Signal-to-Noise Ratio and Sample Size Govern Representational Alignment in Neural Networks
This work provides insights for practitioners into how data quality and quantity influence neural network representations, decoupling alignment from generalization.
The paper investigates how signal-to-noise ratio (SNR) and training sample size affect representational alignment in neural networks, finding that alignment varies monotonically with SNR but non-monotonically with sample size, with minimum alignment near the interpolation threshold, and that stronger alignment does not necessarily improve generalization.
Neural networks are known to develop latent representations that are $aligned$, namely structurally similar across networks trained with different architectures, training protocols, or training datasets. We study this phenomenon in a controlled setting, where we train an ensemble of networks on regression and classification tasks using training sets perturbed by independent realizations of a noise process.
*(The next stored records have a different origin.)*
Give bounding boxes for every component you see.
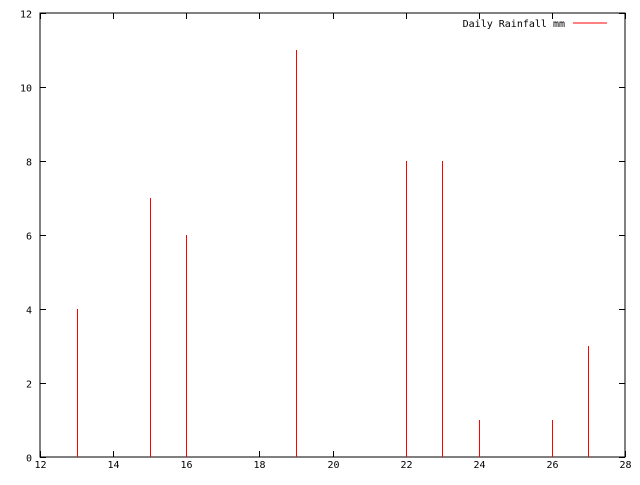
y-tick-label: 0 [26,454,32,465]
x-tick-label: 20 [327,460,339,471]
x-tick-label: 26 [546,460,558,471]
x-tick-label: 12 [34,460,46,471]
x-tick-label: 18 [253,460,265,471]
y-tick-label: 6 [26,232,32,243]
y-tick-label: 4 [26,306,32,317]
y-tick-label: 2 [26,380,32,391]
x-tick-label: 22 [400,460,412,471]
legend-label: Daily Rainfall mm [463,19,565,30]
x-tick-label: 14 [107,460,119,471]
impulse-series [77,50,589,457]
plot-frame [39,12,626,458]
y-tick-label: 10 [20,84,32,95]
y-tick-label: 8 [26,158,32,169]
y-tick-label: 12 [20,10,32,21]
x-tick-label: 24 [473,460,485,471]
x-tick-label: 28 [619,460,631,471]
x-tick-label: 16 [180,460,192,471]
legend: Daily Rainfall mm [463,19,607,30]
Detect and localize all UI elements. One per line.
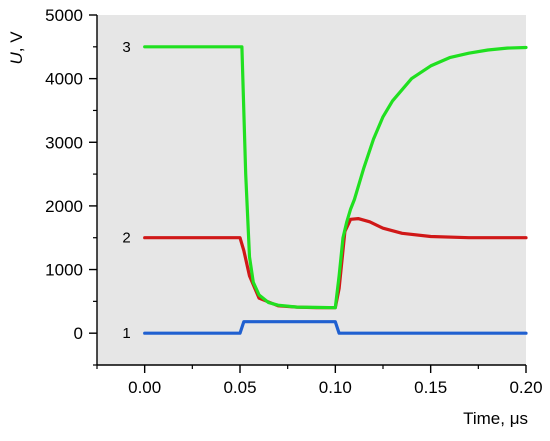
y-tick-label: 2000 <box>45 197 83 216</box>
y-tick-label: 5000 <box>45 6 83 25</box>
y-tick-label: 4000 <box>45 70 83 89</box>
series-1-line <box>143 320 528 335</box>
x-tick-label: 0.05 <box>223 378 256 397</box>
x-tick-label: 0.15 <box>414 378 447 397</box>
plot-area <box>97 15 526 365</box>
series-1-label: 1 <box>122 325 130 342</box>
x-axis-label: Time, μs <box>463 409 528 428</box>
y-axis-label-unit: , V <box>7 31 26 52</box>
y-tick-label: 1000 <box>45 261 83 280</box>
x-tick-label: 0.10 <box>319 378 352 397</box>
y-axis-label: U, V <box>7 31 26 65</box>
x-tick-label: 0.00 <box>128 378 161 397</box>
series-3-line <box>143 45 528 310</box>
series-3-label: 3 <box>122 39 130 56</box>
series-2-label: 2 <box>122 230 130 247</box>
y-tick-label: 0 <box>74 324 83 343</box>
y-axis-label-symbol: U <box>7 52 26 65</box>
y-tick-label: 3000 <box>45 133 83 152</box>
x-tick-label: 0.20 <box>509 378 542 397</box>
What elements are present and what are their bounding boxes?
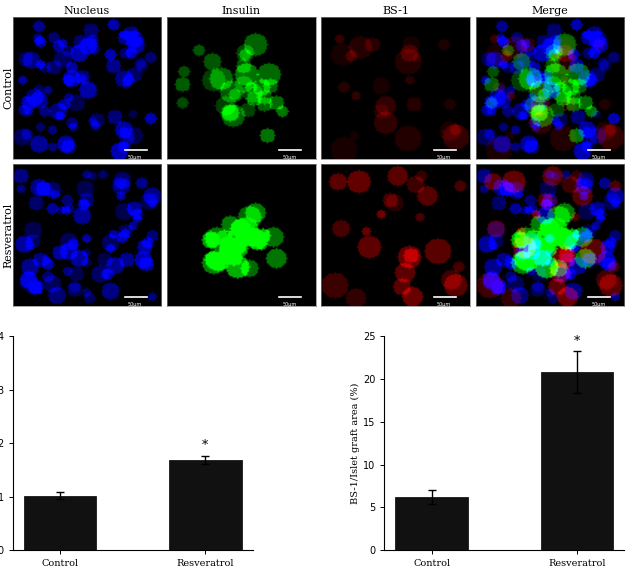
Y-axis label: Resveratrol: Resveratrol xyxy=(4,203,13,268)
Bar xyxy=(169,460,241,550)
Text: 50μm: 50μm xyxy=(282,303,297,308)
Text: *: * xyxy=(202,439,208,452)
Title: BS-1: BS-1 xyxy=(382,6,409,17)
Bar xyxy=(541,372,613,550)
Text: 50μm: 50μm xyxy=(437,303,451,308)
Title: Insulin: Insulin xyxy=(222,6,261,17)
Title: Nucleus: Nucleus xyxy=(64,6,110,17)
Bar xyxy=(396,497,468,550)
Text: 50μm: 50μm xyxy=(282,155,297,160)
Text: 50μm: 50μm xyxy=(591,303,605,308)
Y-axis label: BS-1/Islet graft area (%): BS-1/Islet graft area (%) xyxy=(351,382,360,504)
Text: 50μm: 50μm xyxy=(437,155,451,160)
Text: *: * xyxy=(574,335,580,348)
Bar xyxy=(24,496,96,550)
Text: 50μm: 50μm xyxy=(591,155,605,160)
Text: 50μm: 50μm xyxy=(128,303,142,308)
Text: 50μm: 50μm xyxy=(128,155,142,160)
Y-axis label: Control: Control xyxy=(4,67,13,109)
Title: Merge: Merge xyxy=(532,6,568,17)
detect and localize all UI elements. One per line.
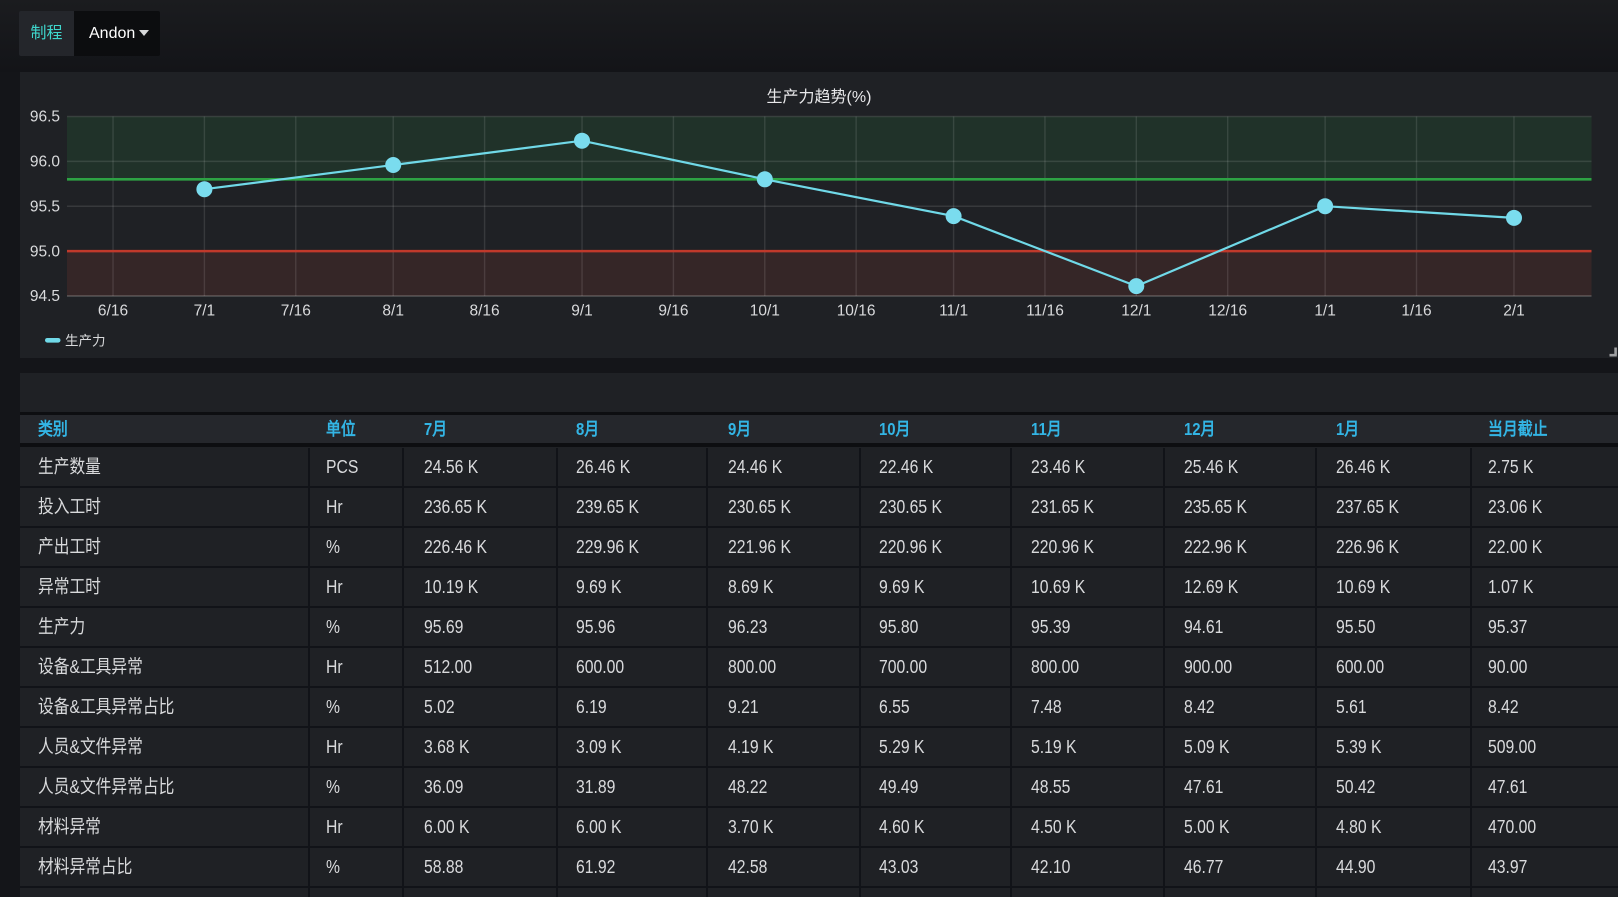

We show that the signal-to-noise ratio (SNR) and the training sample size influence the alignment in qualitatively similar ways in networks trained on real-world datasets and in an extremely simple $linear$ network with a single hidden layer, for which the alignment can be estimated analytically. Across linear and nonlinear networks, regression and classification tasks, and both synthetic and real-world data, we consistently observe that alignment varies monotonically with SNR but non-monotonically with training sample size. In particular, the alignment is minimized near the interpolation threshold, and a stronger alignment does not necessarily correspond to better generalization error. These findings reveal a non-trivial dependence of alignment on data quality and quantity, decoupled from generalization performance.